Mixed citation behavior. Most common role is background (60%).

14 Pith papers citing it
Background 60% of classified citations
abstract

Large language models (LLMs) have rapidly evolved from single-turn text generators into the foundation of increasingly capable agents. As these agents take on more complex reasoning, decision making, tool use, and long-horizon tasks, reinforcement learning (RL) is becoming increasingly important for shaping their behavior. This shift is especially visible in agentic RL, where models must interact with tools and environments across multiple rounds rather than produce a single standalone response. In this regime, the usual view of a trajectory as one ever-growing token sequence becomes increasingly inadequate: it makes context evolution rigid and creates representation mismatches between rollout and training.
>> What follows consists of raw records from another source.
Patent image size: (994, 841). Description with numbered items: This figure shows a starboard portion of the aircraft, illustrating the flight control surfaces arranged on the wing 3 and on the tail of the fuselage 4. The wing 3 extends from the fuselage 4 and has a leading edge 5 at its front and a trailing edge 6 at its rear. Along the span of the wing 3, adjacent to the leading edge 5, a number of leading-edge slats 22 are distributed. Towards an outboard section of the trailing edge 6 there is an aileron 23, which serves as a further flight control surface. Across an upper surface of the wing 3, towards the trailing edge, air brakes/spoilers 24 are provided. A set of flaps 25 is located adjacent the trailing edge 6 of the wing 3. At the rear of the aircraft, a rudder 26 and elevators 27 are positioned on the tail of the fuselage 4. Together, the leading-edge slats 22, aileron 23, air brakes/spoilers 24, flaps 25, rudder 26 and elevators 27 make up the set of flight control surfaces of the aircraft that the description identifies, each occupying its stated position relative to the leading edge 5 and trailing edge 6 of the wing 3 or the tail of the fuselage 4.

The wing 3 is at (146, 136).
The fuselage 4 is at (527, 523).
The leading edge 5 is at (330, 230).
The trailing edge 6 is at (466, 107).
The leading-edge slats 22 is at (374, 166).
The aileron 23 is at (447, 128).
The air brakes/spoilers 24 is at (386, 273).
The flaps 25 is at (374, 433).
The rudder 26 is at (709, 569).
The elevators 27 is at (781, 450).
This paper presents Agent-R1, a unified and modular framework for agentic RL built around step-level trajectory representation, flexible context management, and layered interfaces for workflows, environments and optimization. The key idea is to treat each interaction step as the basic reinforcement-learning transition, while keeping the optimization layer flexible: once the interaction is modeled at the step level, the framework can support token-level credit assignment, step-level credit assignment, or other compatible designs. These design choices make the framework compatible with a range of optimization strategies rather than tying it to a single algorithm. Together, these components provide a principled, extensible, and reusable substrate for agentic RL.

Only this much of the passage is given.